La desaparición de los grandes líderes está ligada a una transformación de la democracia en muchos aspectos similar a la de las empresas. La noción de democracia como representación en los poderes públicos del conjunto social ha sido sustituida por otra, mayoritarista y tendencialmente abocada a los que algunos llaman "democracia autoritaria". Los partidos políticos son en lo fundamental maquinarias electorales y los votantes, como los pequeños accionistas de las corporaciones, delegan las decisiones en funcionarios que no asumen en absoluto la representación de nadie. Hay excepciones, es cierto –el sistema electoral británico, por ejemplo, sigue garantizando un mayor compromiso de representación–, pero la tendencia general es ésa.
Y trae aparejadas muchas desgracias, no pocas de las cuales están a la vista. Por mencionar sólo una: la Unión Europea tiende a una gerontocracia de estilo soviético cuyos miembros se empeñan en mantenerse apartados de la realidad mientras generan normativas contra natura, de las que los ciudadanos tienen escaso conocimiento pero que perciben opuestas a sus intereses –véase el caso del ingreso de Turquía y el "no" holandés al Tratado Constitucional–. De todos estos procesos debiera tomar buena cuenta la derecha liberal conservadora en España.

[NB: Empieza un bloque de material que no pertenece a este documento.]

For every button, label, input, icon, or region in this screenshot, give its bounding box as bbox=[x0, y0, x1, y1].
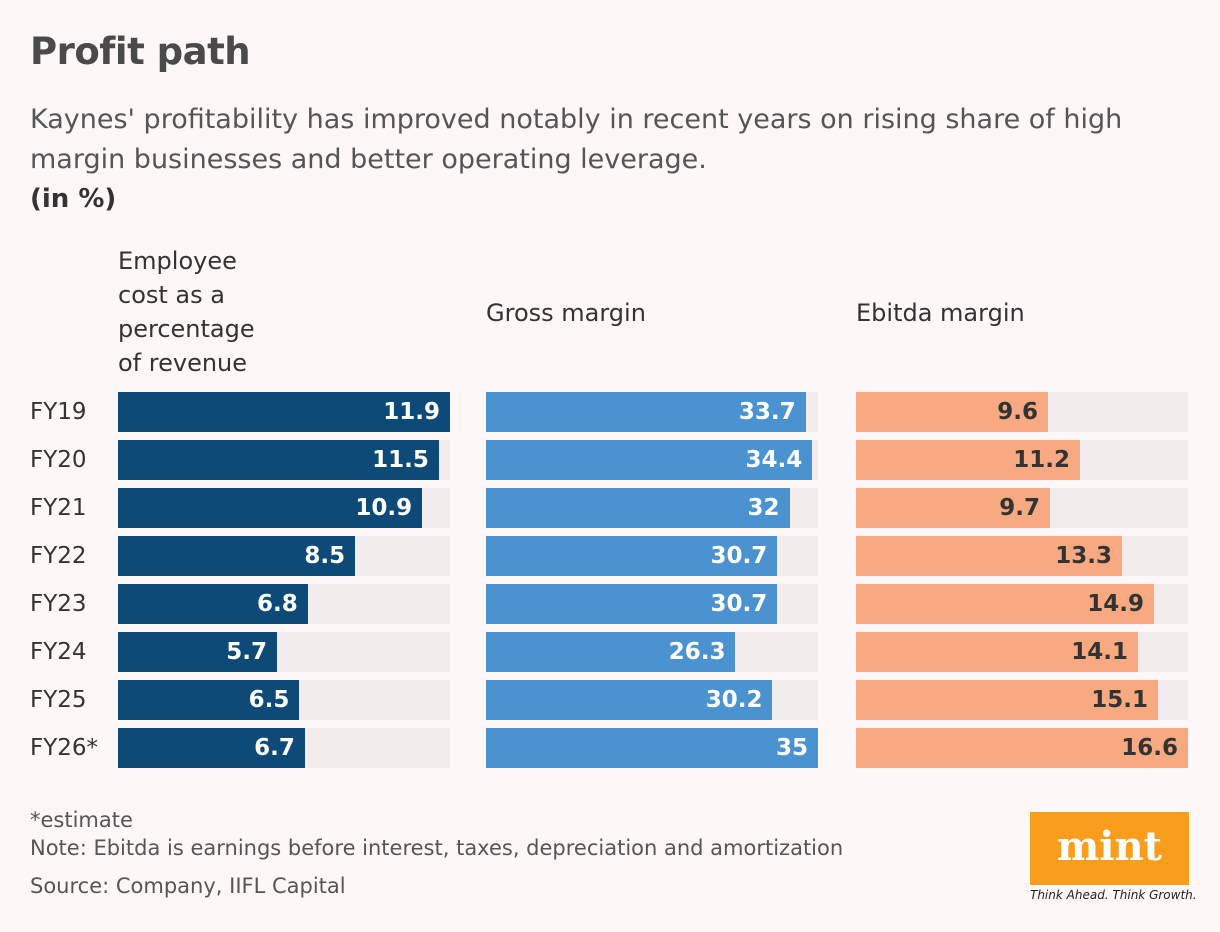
data-label: 5.7 bbox=[226, 639, 268, 665]
bar bbox=[856, 536, 1122, 576]
panel-title: Ebitda margin bbox=[856, 299, 1025, 327]
data-label: 14.9 bbox=[1087, 591, 1144, 617]
category-label: FY23 bbox=[30, 591, 87, 617]
bar bbox=[486, 728, 818, 768]
category-label: FY19 bbox=[30, 399, 87, 425]
bar bbox=[856, 680, 1158, 720]
bar bbox=[486, 392, 806, 432]
bar bbox=[856, 440, 1080, 480]
data-label: 9.7 bbox=[999, 495, 1040, 521]
data-label: 30.2 bbox=[705, 687, 763, 713]
data-label: 6.5 bbox=[248, 687, 290, 713]
data-label: 35 bbox=[775, 735, 808, 761]
chart-title: Profit path bbox=[30, 30, 251, 73]
bar bbox=[486, 680, 773, 720]
bar bbox=[486, 440, 813, 480]
category-label: FY22 bbox=[30, 543, 87, 569]
bar bbox=[118, 680, 300, 720]
logo-tagline: Think Ahead. Think Growth. bbox=[1030, 888, 1197, 902]
source: Source: Company, IIFL Capital bbox=[30, 874, 346, 898]
data-label: 16.6 bbox=[1121, 735, 1178, 761]
unit-label: (in %) bbox=[30, 184, 117, 214]
category-label: FY21 bbox=[30, 495, 87, 521]
data-label: 34.4 bbox=[745, 447, 803, 473]
footnote: Note: Ebitda is earnings before interest… bbox=[30, 836, 844, 860]
data-label: 6.8 bbox=[256, 591, 298, 617]
bar bbox=[856, 392, 1048, 432]
bar bbox=[856, 728, 1188, 768]
data-label: 13.3 bbox=[1055, 543, 1112, 569]
data-label: 32 bbox=[747, 495, 780, 521]
bar bbox=[486, 632, 736, 672]
bar bbox=[486, 488, 790, 528]
data-label: 10.9 bbox=[355, 495, 413, 521]
mint-logo: mint bbox=[1030, 812, 1189, 885]
bar bbox=[118, 392, 450, 432]
data-label: 11.5 bbox=[372, 447, 429, 473]
data-label: 11.9 bbox=[383, 399, 440, 425]
bar bbox=[118, 488, 423, 528]
data-label: 8.5 bbox=[304, 543, 346, 569]
data-label: 33.7 bbox=[738, 399, 796, 425]
data-label: 14.1 bbox=[1071, 639, 1128, 665]
data-label: 15.1 bbox=[1091, 687, 1148, 713]
category-label: FY26* bbox=[30, 735, 99, 761]
bar bbox=[856, 488, 1050, 528]
data-label: 30.7 bbox=[710, 591, 768, 617]
bar bbox=[118, 728, 305, 768]
panel-title: Gross margin bbox=[486, 299, 646, 327]
footnote-estimate: *estimate bbox=[30, 808, 133, 832]
data-label: 26.3 bbox=[668, 639, 726, 665]
category-label: FY25 bbox=[30, 687, 87, 713]
bar bbox=[118, 584, 308, 624]
data-label: 11.2 bbox=[1013, 447, 1070, 473]
data-label: 30.7 bbox=[710, 543, 768, 569]
bar bbox=[118, 536, 356, 576]
chart-subtitle: Kaynes' profitability has improved notab… bbox=[30, 104, 1123, 175]
data-label: 9.6 bbox=[997, 399, 1038, 425]
bar bbox=[486, 584, 778, 624]
bar bbox=[856, 584, 1154, 624]
category-label: FY24 bbox=[30, 639, 87, 665]
bar bbox=[118, 440, 439, 480]
bar bbox=[486, 536, 778, 576]
category-label: FY20 bbox=[30, 447, 87, 473]
bar bbox=[856, 632, 1138, 672]
data-label: 6.7 bbox=[254, 735, 295, 761]
bar bbox=[118, 632, 278, 672]
panel-title: Employee cost as a percentage of revenue bbox=[118, 247, 255, 377]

No voy a enumerar aquí las causas de la derrota electoral del PP en 2004, bien conocidas por los lectores, pero sí voy a mencionar una que no suele tenerse en cuenta: el liderazgo emergente de José María Aznar en el plano europeo, que amenazaba con alterar todas las relaciones de fuerza en el seno de la UE en un sentido progresista y modernizador, racional, liberal y realista. Eso no se podía tolerar, y por eso se montó una campaña de al menos dos años largos, sin límite moral alguno –se negó cooperación en asuntos de Estado, como si España careciera de intereses permanentes, v.g. Perejil– y apoyándose en cualquier error posible del Gobierno. Finalmente, la alianza de civilizaciones dio su fruto podrido el 11 de Marzo, y el resto fue inercia de oposición. Mariano Rajoy tiene, pues, una dura tarea por delante. De liderazgo antes que de dirección: debe seducir además de conducir.
Escribo esto tras presenciar en televisión el primer acto del proceso de reivindicación de Luis Roldán. El mismo día en que Marruecos oficializó su ocupación del Sáhara mediante la expulsión de un grupo de españoles, diputados entre ellos, sin la menor protesta seria internacional ni, desde luego, nacional. Rajoy, que sí levantó la voz, fue escamoteado por los medios.